Satan knows my weaknesses, and he’s going to aim right where it hurts.
He knows I struggle with anxiety and hearing my friends talk about how “a
He knows I struggle with loneliness and being alone while all my friends are out and about, soaking up every second of every day.
But I know a few things too.
I know that NOTHING has an ease that needs to be removed that is greater than what Jesus did for me.
He literally died. Gave up everything. To take away every one of my eases.
1 Corinthians 8:9-13 paints an awesome picture for a believer. If being a Christian isn’t a good enough reason to avoid the partying scene, this is.
Be careful, however, that the exercise of your freedom does not become a stumbling block to the weak. For if anyone with a weak conscience sees you who have this knowledge eating in an idol’s temple, won’t he be emboldened to eat what has been sacrificed? So this weak brother, for whom Christ died, is destroyed by your knowledge. When you sin against your brothers in this way and wound their weak conscience, you sin against Christ.
Therefore, if what I eat causes my brother to fall into sin, I will never eat meat again, so that I will not cause him to fall.
Jesus was conversing with His disciples and telling them about how He had to go to Jerusalem and suffer- eventually leading to His death and resurrection.

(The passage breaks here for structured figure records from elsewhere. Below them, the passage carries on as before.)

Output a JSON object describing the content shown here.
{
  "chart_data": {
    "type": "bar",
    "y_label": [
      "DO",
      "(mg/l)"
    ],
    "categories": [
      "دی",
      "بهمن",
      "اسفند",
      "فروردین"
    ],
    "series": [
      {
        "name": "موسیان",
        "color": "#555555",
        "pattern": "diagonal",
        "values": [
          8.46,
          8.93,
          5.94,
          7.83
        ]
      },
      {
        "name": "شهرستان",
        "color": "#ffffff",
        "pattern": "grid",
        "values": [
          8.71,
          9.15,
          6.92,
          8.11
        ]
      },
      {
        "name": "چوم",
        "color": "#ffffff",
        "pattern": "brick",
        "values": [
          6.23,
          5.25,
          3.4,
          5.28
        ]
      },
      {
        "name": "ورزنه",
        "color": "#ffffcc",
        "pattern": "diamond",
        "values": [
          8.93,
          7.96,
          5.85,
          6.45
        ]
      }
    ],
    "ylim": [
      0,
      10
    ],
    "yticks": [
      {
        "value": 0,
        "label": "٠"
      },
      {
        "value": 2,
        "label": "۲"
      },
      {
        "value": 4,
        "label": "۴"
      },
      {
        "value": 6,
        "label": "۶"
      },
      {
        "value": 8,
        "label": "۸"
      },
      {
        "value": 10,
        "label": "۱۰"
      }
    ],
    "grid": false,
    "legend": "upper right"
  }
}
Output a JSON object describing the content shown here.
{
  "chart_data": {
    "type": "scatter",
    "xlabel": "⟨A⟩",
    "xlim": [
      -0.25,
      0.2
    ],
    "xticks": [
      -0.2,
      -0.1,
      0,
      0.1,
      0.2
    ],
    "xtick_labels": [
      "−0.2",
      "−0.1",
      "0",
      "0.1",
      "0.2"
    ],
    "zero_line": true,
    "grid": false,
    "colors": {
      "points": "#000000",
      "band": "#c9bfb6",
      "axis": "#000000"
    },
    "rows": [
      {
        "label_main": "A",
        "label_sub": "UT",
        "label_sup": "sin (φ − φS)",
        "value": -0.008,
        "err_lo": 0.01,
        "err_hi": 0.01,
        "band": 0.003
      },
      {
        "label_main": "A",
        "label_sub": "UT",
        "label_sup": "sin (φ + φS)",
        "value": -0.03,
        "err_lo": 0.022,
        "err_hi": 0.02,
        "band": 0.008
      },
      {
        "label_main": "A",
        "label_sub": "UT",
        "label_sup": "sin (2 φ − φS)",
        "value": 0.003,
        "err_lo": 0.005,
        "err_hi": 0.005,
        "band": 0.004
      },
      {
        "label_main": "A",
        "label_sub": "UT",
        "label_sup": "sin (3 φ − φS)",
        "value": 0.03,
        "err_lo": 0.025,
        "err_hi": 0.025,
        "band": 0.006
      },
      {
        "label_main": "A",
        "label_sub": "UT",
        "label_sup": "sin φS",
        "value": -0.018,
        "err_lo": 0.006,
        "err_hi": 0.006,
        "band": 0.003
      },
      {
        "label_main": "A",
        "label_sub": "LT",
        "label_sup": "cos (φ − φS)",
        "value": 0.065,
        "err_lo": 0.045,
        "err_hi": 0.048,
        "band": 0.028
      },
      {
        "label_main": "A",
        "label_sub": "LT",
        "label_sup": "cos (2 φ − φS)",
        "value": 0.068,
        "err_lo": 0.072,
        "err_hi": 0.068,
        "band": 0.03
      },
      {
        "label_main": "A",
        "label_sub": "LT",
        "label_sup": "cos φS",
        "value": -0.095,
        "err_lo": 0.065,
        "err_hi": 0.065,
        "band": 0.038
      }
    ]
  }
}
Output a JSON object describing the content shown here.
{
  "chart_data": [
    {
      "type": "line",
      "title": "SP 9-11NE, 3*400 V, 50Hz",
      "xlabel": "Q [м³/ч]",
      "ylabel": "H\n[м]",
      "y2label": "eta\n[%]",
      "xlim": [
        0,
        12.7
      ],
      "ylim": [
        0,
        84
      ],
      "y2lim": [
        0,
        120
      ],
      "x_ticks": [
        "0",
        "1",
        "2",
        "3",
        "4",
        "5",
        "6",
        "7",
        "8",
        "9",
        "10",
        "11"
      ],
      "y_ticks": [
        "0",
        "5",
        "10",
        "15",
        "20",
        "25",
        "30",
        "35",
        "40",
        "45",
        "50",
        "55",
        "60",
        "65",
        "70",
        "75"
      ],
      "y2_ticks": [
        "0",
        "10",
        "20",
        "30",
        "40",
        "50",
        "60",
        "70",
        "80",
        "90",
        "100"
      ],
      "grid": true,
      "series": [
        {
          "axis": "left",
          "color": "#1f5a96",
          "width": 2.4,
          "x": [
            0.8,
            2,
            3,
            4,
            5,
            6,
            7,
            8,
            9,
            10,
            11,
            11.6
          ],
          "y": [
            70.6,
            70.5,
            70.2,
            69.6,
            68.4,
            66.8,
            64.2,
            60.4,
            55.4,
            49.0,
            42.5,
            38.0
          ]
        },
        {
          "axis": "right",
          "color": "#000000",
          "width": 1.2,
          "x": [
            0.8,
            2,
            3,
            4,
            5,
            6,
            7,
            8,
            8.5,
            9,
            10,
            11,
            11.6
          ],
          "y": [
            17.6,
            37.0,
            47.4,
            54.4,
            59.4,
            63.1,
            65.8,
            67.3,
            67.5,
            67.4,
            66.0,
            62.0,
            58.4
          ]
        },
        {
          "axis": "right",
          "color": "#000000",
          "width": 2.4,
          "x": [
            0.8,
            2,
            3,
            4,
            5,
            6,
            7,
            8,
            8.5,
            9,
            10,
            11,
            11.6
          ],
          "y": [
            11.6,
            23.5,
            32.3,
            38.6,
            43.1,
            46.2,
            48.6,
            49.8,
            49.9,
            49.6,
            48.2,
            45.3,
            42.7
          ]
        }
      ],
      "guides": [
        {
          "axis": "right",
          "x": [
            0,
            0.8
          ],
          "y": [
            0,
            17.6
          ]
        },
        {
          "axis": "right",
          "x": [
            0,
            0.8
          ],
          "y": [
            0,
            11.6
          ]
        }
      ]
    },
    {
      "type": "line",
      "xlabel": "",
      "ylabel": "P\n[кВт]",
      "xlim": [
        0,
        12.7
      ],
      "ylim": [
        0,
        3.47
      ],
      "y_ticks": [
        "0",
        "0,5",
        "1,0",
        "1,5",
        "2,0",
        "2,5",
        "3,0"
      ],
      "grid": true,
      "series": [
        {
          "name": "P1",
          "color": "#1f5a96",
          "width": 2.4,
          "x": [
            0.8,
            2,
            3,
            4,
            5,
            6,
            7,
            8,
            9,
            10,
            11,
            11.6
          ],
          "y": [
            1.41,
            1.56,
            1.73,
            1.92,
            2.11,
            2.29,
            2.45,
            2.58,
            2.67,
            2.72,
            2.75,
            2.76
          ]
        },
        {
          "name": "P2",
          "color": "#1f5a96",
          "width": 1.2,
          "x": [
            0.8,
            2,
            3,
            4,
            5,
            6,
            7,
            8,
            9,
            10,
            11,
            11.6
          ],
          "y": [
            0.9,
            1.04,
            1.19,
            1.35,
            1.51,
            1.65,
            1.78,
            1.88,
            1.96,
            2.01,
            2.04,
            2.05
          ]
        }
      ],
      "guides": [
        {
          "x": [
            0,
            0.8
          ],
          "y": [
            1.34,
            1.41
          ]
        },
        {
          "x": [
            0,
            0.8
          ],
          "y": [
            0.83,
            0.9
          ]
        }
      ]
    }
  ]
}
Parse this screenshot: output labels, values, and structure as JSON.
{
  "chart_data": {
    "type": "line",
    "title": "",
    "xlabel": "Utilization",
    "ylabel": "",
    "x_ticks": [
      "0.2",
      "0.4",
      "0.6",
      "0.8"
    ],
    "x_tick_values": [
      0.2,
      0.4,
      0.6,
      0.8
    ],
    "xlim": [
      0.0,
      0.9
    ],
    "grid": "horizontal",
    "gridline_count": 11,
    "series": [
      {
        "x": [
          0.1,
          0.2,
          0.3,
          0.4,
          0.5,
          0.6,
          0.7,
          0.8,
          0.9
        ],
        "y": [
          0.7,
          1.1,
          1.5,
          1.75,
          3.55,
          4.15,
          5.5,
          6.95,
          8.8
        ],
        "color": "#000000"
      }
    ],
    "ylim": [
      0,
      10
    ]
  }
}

Peter speaks up and basically calls Jesus a fool for proclaiming His purpose. Jesus then describes Peter as a stumbling block, a hindrance, to Him.
Later on, Paul writes in 1 Corinthians of a person who has the knowledge of Salvation and still chooses to eat in an idol's temple- or to engage in worldly behavior. Paul explains that someone who has acknowledged Jesus Christ as their Lord and Savior, then makes a conscious decision to live like the world, becomes a stumbling block to those who don't yet know Christ.
There will always be people who will not understand why I refuse to spend my time looking for a false joy in the bottom of a bottle.
But, I refuse to see my family thrown into shambles because of a habit I picked up in college and couldn’t put down.
I refuse to allow my younger siblings to look at me and see a person who values a worldly passion over the presence of Christ.
I refuse to be a stumbling block- I will not be what Satan is to Jesus to my brothers and sisters in Christ.
And if that isn't a good enough reason, then there isn't one.